HC Deb 01 March 1938 vol 332 cc923-4
Captain Ramsay

I beg to move, That leave be given to bring in a Bill to amend the Lands Valuation (Scotland) Act, 1854. In asking the House to give sympathetic consideration to this Bill, may I make two general remarks? Firstly, although the object of the Bill may appear to be insignificant, the number of persons which it concerns is by no means insignificant. Large numbers of the best elements of the working classes throughout this country are personally interested day in and day out in the subject of the Bill. Secondly, it is of national interest in relation to the organisation of the leisure of the working classes, which will become more and more of a problem as time goes on.
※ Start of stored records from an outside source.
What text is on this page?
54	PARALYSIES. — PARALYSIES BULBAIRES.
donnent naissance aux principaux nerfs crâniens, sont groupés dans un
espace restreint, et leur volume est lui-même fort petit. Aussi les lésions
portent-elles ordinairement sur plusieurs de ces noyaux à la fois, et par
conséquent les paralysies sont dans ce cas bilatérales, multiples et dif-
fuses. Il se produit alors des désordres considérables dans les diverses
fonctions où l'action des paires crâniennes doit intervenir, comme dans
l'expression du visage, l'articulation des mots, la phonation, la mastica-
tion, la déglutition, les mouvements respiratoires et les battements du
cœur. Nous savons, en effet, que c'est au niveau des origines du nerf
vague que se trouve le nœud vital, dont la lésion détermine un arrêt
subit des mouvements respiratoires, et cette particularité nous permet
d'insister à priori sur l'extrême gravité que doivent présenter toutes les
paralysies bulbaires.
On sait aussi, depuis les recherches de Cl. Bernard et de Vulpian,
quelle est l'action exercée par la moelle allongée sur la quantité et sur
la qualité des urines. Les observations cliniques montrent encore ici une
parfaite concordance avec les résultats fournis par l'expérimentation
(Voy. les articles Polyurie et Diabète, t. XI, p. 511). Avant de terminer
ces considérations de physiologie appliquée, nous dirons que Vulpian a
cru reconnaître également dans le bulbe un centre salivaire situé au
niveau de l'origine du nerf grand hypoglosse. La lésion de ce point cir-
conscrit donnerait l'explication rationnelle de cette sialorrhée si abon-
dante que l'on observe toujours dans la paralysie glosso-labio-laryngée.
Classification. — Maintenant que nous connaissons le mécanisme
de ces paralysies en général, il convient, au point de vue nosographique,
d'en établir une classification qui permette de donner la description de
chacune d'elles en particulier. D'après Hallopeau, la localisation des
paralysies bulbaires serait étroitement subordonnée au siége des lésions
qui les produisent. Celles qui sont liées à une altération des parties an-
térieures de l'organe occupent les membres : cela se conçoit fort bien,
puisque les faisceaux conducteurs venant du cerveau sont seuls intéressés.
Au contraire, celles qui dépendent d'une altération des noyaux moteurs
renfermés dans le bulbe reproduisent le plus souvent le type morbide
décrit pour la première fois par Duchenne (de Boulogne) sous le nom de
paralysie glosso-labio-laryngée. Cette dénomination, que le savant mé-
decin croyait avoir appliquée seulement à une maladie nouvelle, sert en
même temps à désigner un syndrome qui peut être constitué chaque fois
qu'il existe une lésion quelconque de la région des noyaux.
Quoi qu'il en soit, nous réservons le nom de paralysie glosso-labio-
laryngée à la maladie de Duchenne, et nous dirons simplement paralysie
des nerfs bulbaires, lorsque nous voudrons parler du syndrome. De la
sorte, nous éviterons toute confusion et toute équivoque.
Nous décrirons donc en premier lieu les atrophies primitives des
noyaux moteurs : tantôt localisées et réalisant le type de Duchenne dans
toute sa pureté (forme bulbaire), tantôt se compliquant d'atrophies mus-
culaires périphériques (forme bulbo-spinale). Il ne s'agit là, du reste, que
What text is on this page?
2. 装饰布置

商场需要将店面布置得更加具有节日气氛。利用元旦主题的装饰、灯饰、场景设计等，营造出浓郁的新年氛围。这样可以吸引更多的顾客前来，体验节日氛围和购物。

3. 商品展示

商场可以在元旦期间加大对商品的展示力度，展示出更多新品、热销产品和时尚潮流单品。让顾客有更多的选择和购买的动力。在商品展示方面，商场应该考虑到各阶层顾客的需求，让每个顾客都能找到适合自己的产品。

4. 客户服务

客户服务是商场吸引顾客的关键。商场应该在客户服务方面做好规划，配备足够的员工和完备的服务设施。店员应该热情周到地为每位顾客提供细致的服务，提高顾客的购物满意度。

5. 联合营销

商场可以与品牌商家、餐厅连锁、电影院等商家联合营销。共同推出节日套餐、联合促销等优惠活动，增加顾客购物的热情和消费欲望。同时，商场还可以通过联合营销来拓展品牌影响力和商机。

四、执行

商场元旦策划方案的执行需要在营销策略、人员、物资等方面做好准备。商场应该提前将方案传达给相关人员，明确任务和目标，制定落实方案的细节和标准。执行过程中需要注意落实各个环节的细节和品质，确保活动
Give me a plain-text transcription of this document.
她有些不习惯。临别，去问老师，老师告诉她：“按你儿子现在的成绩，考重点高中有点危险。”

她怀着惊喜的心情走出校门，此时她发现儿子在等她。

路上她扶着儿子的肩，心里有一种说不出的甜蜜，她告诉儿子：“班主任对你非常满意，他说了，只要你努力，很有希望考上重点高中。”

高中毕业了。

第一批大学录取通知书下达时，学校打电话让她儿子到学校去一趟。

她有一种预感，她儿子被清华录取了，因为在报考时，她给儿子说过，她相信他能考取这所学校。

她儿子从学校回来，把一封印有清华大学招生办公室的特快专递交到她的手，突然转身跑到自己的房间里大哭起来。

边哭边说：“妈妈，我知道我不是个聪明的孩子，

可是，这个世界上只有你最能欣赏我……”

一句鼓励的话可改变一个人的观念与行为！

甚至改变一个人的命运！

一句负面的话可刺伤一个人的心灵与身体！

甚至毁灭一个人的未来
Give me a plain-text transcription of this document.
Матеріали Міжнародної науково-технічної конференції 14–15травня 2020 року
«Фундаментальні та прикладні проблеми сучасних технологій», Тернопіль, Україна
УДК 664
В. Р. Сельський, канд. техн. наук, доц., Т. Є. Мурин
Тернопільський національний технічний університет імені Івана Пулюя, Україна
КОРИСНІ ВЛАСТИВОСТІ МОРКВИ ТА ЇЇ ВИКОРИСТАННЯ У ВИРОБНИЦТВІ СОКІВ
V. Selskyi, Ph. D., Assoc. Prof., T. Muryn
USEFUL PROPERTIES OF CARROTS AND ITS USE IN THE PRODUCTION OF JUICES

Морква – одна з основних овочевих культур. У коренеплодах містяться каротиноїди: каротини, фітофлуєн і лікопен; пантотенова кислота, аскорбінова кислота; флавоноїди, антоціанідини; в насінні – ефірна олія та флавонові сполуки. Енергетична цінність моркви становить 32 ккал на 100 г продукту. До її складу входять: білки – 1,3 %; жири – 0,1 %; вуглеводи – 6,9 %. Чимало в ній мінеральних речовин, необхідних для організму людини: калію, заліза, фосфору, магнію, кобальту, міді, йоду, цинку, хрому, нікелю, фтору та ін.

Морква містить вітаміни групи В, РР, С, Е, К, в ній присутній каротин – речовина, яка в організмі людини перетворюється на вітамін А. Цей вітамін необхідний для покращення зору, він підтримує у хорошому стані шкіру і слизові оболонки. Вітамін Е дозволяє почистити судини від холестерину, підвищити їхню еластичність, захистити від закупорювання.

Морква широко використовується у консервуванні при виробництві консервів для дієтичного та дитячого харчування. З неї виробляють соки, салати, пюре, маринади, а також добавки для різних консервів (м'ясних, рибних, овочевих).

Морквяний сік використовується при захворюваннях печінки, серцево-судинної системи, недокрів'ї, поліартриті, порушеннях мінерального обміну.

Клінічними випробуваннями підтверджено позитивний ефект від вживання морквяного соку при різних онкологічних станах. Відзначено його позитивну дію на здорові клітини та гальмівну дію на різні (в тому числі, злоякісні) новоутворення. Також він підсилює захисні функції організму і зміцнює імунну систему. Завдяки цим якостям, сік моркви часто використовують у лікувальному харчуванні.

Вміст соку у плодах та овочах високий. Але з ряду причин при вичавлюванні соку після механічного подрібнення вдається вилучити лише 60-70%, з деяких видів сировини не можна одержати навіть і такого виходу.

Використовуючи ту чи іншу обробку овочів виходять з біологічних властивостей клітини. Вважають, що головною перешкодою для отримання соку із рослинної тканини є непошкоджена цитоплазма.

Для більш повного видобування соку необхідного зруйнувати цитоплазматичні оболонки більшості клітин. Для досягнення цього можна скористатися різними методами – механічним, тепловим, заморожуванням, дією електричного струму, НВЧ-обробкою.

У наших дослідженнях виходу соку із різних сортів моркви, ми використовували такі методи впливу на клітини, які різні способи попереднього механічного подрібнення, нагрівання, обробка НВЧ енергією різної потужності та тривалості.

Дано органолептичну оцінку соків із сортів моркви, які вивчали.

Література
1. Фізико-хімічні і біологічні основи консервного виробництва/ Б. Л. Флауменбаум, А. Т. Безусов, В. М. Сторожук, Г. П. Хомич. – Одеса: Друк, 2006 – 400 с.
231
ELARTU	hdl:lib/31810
The Bill itself entails no new legislation; it is in reality an amendment or interpretation of a Section of the Act of 1854 which bears little or no relation in this regard to the circumstances of to-day.

In effect, the Bill provides for the exemption from rating of any shed or greenhouse of a superficial area of less than 100 square feet, provided that such shed or greenhouse is kept solely for the purposes of a hobby, such as the keeping and flying of pigeons, the growing of plants, or the keeping of animals. The question may be asked, how is it possible to tell whether it is a hobby or not? In any given district it is comparatively easy to tell whether any individual is growing plants or flying pigeons as a hobby, and, where there was any difference of opinion, it would be quite easy to obtain a certificate from one of the many societies which cover these occupations. In my opinion, and in that of many of my hon. Friends, it is becoming increasingly important, in view of these times of mechanisation and the loss of individuality that is inseparable from the occupations of to-day, to give every man, or as many men as possible, the opportunity of some individual creative effort and interest which shall afford rest, not only of body, but of mind, when the day's work is done; and it is my contention that, in these hobbies which exist all over the country, you have such an interest and such an individual creative enterprise.

The country is spending large sums of money in organising the leisure of the working classes, and I believe that by this Measure, with practically no expenditure, we could do a great deal to enable people to follow the occupations which they themselves have chosen for their spare time, and of which the framework and structure are already in existence. At the present moment, as a result of, in my opinion, vexatious and erratic interpretations of the existing Act, these little sheds are rated on quite different scales. In some areas they are rated at one level, in others at another level, and in still others not at all. The Bill would equalise and regularise that discrepancy. Moreover it would remove a constant source of irritation rather like that which, as many of us are aware, has recently been removed in the tax that used to be paid in respect of the employment of keepers, gardeners, butlers, and male servants of any kind. This is another vexatious tax from which there is little or no return, and which creates a sense of irritation, possibly deterring people from going in for these occupations which are so good for them. On these grounds I would beg the House seriously to consider this very short amending Bill.

It does not involve any new principle. In the case of Income Tax it is admitted that there shall be a level below which a man shall not pay tax, and by many authorities it is admitted, even in this particular form of rating, that there shall be a level below which a man shall not be called upon to pay. Many local assessors exclude any area below 60 square feet or 70 square feet—the figure varies. Therefore, in submitting the Bill to the House, I would sum up by saying in brief that it is a Measure that involves no new principle, that involves no fresh legislation, that works along the line that everyone has at heart, of providing for the working classes on the easiest terms, a method and an encouragement in the advantageous spending of their spare time.

Bill ordered to be brought in by Captain Ramsay, Sir Arnold Wilson, Captain McEwen, Mr. Mitchell, Mr. Hunter, and Miss Horsbrugh.